Я философски пожала плечами, и алхимичка немедленно выдала длиннющую речь. Страстно, пламенно и ярко она доказывала, что лучше герцога Ривендейла в Академии человека — ой, то есть вампира! — нет, что позор, позор неразумной мне, которой выпало счастье учиться с блистательным герцогом не только на одном факультете, в одной группе, и которая не делает из этого никаких далекоидущих выводов, и что, будь на моем месте она, Полин, дело пошло бы иначе. Между строк, однако, читалось — оно и к лучшему, что выводов я не делаю. Больше шансов у девушек разумных.

Подобные монологи мне доводилось слышать как минимум раз в месяц: благородный Ривендейл, с его орлиным профилем, огненным взглядом и фамильной шпагой, был объектом мечтаний всех студенток Академии от первого до пятого курса включительно. Сделаться наследной герцогиней Ривендейл мечтала практически каждая. Что же до меня — я твердо знала, что в герцогини меня не возьмут, да и Генри мне… ну сказать «не нравился» означало бы соврать. Нравиться-то он мне нравился, но отвлеченно, эстетически. Смотришь на него и радуешься. Ну и что с того?

Элементаль деловито сопела в двери. Ей уже были выданы соответствующие инструкции касаемо моего ночного пробуждения. Проспать я не боялась: на флуктуацию всегда можно было положиться.

Полин по-прежнему вещала в автономном режиме. Я кивнула, сказала «да-да!» и задумалась, соображая, все ли подготовила к ночной вылазке. Так-с. Из магических предметов на мне только бабкин браслет — да и тот, ежели по-честному, к магии отношения не имеет. Мнемо-амулет в ящике стола, под надежными чарами. Рихтеровский накопитель там же. Что еще?

Тут до меня дошло, что в комнате стало подозрительно тихо, и я посмотрела на Полин. Алхимичка, закипая, сидела на своей постели и сверлила меня ласковым змеиным взглядом.

— Да-да, — быстро сказала я, поняв, что что-то пропустила. — Я абсолютно согласна!

Соседка нехорошо прищурилась.

— С чем ты согласна? — язвительно поинтересовалась она. — Ты меня что, не слушала?

Я поспешно изобразила на лице положенное раскаяние.

Элементаль разбудила меня ровно в два часа.

— Хозяйка, на дело пора! — трагическим шепотом сообщила она мне в ухо.

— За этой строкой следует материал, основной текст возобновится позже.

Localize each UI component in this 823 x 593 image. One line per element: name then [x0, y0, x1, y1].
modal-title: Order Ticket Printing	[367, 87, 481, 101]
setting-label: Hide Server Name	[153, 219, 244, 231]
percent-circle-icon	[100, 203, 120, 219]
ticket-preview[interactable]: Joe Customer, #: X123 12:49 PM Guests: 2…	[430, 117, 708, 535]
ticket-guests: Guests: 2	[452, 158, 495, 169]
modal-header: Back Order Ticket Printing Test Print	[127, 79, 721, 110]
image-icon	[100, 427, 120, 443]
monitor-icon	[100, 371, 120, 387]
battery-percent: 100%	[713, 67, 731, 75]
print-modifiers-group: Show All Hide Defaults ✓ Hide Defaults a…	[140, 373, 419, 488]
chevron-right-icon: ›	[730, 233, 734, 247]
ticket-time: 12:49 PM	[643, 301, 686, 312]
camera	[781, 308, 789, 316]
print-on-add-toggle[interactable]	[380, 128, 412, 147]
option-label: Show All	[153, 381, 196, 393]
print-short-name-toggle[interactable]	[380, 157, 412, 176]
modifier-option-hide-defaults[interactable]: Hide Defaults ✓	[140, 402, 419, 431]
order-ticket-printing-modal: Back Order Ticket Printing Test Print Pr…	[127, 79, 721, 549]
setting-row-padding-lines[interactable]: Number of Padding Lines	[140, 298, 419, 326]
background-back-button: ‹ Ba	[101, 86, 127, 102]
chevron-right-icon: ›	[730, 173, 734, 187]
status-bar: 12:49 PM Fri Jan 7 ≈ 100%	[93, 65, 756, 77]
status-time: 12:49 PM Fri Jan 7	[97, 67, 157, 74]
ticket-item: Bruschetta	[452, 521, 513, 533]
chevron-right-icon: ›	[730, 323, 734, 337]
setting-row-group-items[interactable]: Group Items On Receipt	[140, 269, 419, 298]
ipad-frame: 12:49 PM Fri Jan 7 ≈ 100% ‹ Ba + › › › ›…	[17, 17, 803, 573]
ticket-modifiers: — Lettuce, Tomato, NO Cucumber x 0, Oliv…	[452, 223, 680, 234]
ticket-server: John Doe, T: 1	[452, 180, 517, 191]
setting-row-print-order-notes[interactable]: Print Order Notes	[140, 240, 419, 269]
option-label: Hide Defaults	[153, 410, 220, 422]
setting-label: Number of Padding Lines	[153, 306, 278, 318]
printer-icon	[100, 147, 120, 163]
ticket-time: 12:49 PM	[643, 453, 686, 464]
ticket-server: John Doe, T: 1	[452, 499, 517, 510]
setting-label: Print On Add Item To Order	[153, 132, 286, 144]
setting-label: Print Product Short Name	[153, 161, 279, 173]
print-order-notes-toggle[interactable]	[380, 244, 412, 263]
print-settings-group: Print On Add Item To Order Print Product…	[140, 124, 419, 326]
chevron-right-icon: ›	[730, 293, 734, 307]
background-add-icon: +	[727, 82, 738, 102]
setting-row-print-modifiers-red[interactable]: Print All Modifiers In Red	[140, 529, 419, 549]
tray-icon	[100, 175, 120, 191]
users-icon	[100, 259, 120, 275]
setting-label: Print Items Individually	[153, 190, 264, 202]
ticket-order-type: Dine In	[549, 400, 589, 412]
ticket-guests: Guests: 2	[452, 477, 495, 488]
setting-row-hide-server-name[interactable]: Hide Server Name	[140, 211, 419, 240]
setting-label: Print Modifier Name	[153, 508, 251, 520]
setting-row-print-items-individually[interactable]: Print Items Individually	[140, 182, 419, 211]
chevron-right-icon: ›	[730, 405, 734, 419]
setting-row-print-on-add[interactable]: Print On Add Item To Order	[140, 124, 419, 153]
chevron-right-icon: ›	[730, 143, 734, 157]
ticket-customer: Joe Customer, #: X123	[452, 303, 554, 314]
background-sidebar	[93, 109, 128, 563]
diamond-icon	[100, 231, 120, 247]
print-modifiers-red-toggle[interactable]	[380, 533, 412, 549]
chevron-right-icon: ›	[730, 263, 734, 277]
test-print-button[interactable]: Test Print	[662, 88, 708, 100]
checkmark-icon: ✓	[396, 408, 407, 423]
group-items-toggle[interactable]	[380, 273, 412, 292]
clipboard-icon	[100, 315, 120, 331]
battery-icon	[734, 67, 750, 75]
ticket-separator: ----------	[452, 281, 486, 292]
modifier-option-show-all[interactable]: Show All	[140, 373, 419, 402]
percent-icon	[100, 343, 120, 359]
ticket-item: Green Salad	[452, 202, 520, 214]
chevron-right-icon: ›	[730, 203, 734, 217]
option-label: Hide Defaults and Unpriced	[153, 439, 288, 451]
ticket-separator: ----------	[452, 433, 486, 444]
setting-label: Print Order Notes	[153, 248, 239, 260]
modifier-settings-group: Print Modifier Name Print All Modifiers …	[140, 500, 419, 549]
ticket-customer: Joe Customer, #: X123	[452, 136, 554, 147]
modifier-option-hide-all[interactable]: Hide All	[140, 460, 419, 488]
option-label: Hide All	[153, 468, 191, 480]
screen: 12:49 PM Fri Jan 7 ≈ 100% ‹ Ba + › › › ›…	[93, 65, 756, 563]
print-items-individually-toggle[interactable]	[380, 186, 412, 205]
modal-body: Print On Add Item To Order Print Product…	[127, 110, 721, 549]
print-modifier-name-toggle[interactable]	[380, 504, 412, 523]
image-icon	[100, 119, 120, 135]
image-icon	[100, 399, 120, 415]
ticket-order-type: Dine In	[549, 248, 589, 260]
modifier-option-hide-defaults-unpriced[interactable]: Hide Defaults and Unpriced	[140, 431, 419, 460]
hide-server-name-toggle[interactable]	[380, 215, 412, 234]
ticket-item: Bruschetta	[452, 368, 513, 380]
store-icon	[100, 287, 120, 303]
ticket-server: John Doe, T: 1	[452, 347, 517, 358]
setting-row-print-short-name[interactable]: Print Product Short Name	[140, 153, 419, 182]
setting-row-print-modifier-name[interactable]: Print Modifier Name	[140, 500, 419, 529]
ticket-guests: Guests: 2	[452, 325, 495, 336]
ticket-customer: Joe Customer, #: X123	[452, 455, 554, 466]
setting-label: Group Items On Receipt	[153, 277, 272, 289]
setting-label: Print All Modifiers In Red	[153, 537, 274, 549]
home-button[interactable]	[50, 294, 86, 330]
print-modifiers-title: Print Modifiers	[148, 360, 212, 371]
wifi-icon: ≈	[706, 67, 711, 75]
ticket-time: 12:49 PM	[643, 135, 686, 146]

— Да-да, — по привычке откликнулась я. — Сейчас встаю!

После чего спокойно развернулась к стене и вырубилась обратно.

Но элементаль оказалась настойчива.

— Хозяйка, без тебя ведь сходят! — зловеще предупредила она, материализуясь между мной и стенкой. — Эти ельфы, они ж ведь такие!

— Такие-сякие… — покладисто согласилась я, не разлепляя глаз. И тут до меня дошло; рывком сев на кровати, я сбросила одеяло и потянулась за штанами. — Е-мое, опоздаю ведь!

— Не опоздаешь, — успокоила элементаль. — Времени еще навалом…

Ощупью натянув штаны и рубашку, я наконец смогла разлепить глаза. В комнате было очень темно, только в окне бледно светилось голубым острие Солнечного шпиля. Полин сопела в обе дырки, даже не подозревая о том, какие злобные замыслы я лелею.

Я плеснула в ладони холодной воды и протерла глаза. Наскоро причесала волосы, закрепила их на затылке гномьей заколкой, подаренной Полин на Новый год. Еще раз ощупала себя в поисках амулетов, но все было чисто. Можно выходить.

— Удачи, хозяйка! — шепнула элементаль, без скрипа распахивая передо мной дверь.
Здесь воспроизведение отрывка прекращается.